Denlinger had to consider that Michelle could have been murdered by a stranger. And he had the daunting task of trying to figure out who that could be, armed only with an unidentified sample of blood DNA.
After reading about the Golden State Killer case in 2018, in which serial killer Joseph James DeAngelo was finally caught through a long trail of DNA, Denlinger had an epiphany: perhaps he could use that same new technique to solve the Martinko case. "That was big, national news," said Denlinger. "I read the article and it talked about genetic genealogy. And I went 'bingo'."
Denlinger began contacting genealogy companies for help in trying to find a family tree that could lead to the person whose DNA matched that found at the crime scene. He began working with Parabon NanoLabs, now a leading company helping police solve crimes through genetic tracing.
Through his research, he discovered that a woman named Brandy Jennings had uploaded her DNA to a website service to trace her own family history. It showed that she was a distant relative of the person whose DNA was found at the crime scene — a second cousin once removed. So Denlinger drew up an elaborate genealogy chart going back to Brandy's great-great grandparents to sleuth out a trail that could lead to the killer's DNA
After weeks pursuing a wide range of possible blood relatives, Parabon helped him narrow the search down to three middle-aged brothers in Iowa who would have been young men back in 1979: Ken, Don and Jerry Burns. Denlinger followed each of the brothers around clandestinely, waiting for them to discard an item containing their DNA, and then sent the collected samples to the crime lab. Ken and Don were not a match — but Jerry Burns' DNA was a match, to an almost perfect scientific certainty. Denlinger had found the needle in the haystack.

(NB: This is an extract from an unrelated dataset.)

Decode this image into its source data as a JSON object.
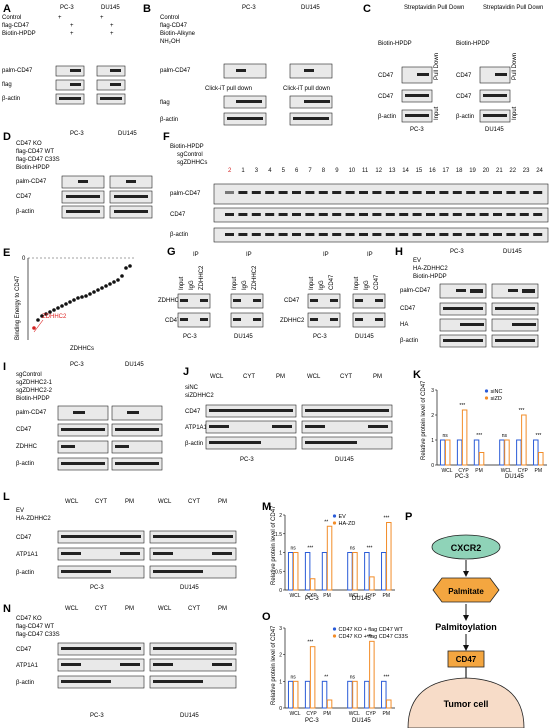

"I was speechless," Denlinger says, recalling the moment the lab told him the results.
Subsequently he interviewed Jerry Burns, who denied knowing or ever meeting Michelle Martinko. But the jury found the DNA connection convincing and after a nine-day trial, Burns was convicted of first-degree murder. The case was solved, but there were lingering questions about Jerry Burns.
Police had searched his computer after arresting him, and found a history of searches pertaining to nefarious subjects including the murder of blonde women, and pornographic matter involving blonde women. This evidence was inadmissible at trial but was the subject of a public suppression hearing.

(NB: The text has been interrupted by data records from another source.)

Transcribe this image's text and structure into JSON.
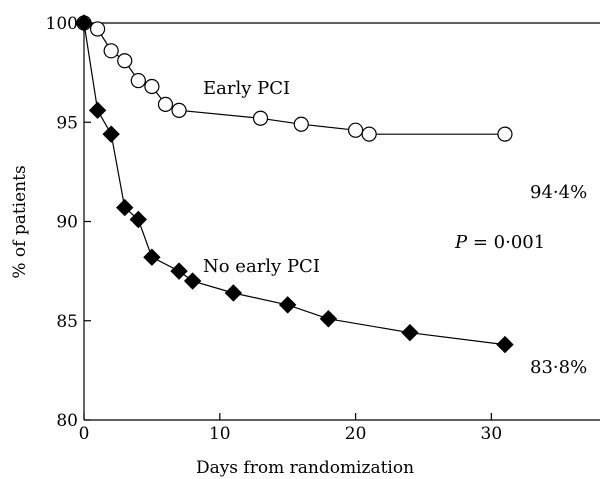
{
  "chart_data": {
    "type": "line",
    "xlabel": "Days from randomization",
    "ylabel": "% of patients",
    "xlim": [
      0,
      38
    ],
    "ylim": [
      80,
      100
    ],
    "x_ticks": [
      0,
      10,
      20,
      30
    ],
    "y_ticks": [
      80,
      85,
      90,
      95,
      100
    ],
    "series": [
      {
        "name": "Early PCI",
        "marker": "circle-open",
        "end_label": "94·4%",
        "x": [
          0,
          1,
          2,
          3,
          4,
          5,
          6,
          7,
          13,
          16,
          20,
          21,
          31
        ],
        "y": [
          100,
          99.7,
          98.6,
          98.1,
          97.1,
          96.8,
          95.9,
          95.6,
          95.2,
          94.9,
          94.6,
          94.4,
          94.4
        ]
      },
      {
        "name": "No early PCI",
        "marker": "diamond-filled",
        "end_label": "83·8%",
        "x": [
          0,
          1,
          2,
          3,
          4,
          5,
          7,
          8,
          11,
          15,
          18,
          24,
          31
        ],
        "y": [
          100,
          95.6,
          94.4,
          90.7,
          90.1,
          88.2,
          87.5,
          87.0,
          86.4,
          85.8,
          85.1,
          84.4,
          83.8
        ]
      }
    ],
    "annotation": {
      "p_label": "P",
      "p_text": " = 0·001"
    }
  }
}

In his video interview with police right before his arrest, Burns, unsolicited, mentioned the name of Jodi Huisentruit as he was being questioned about the Martinko case. When Denlinger reminded Burns that Michelle had been killed in 1979, Burns responded, "It was a big deal. I don't exactly remember what happened, seen something about Jodi Huisentruit recently."
The similarities were eerie — two pretty, young women, both meeting their final fate in parking lots in Iowa, 16 years apart, in cases that went unsolved for decades.
There is no known DNA evidence tying Burns to the Huisentruit case and no evidence that he knew Jodi Huisentruit. Mason City police won't disclose whether or not they are now looking at Jerry Burns as a suspect in that case.
Could Jerry Burns have committed murders other than Michelle Martinko's? When asked that question by "48 Hours," Denlinger replied, "I don't know the answer to that. My gut tells me there's probably something else out there."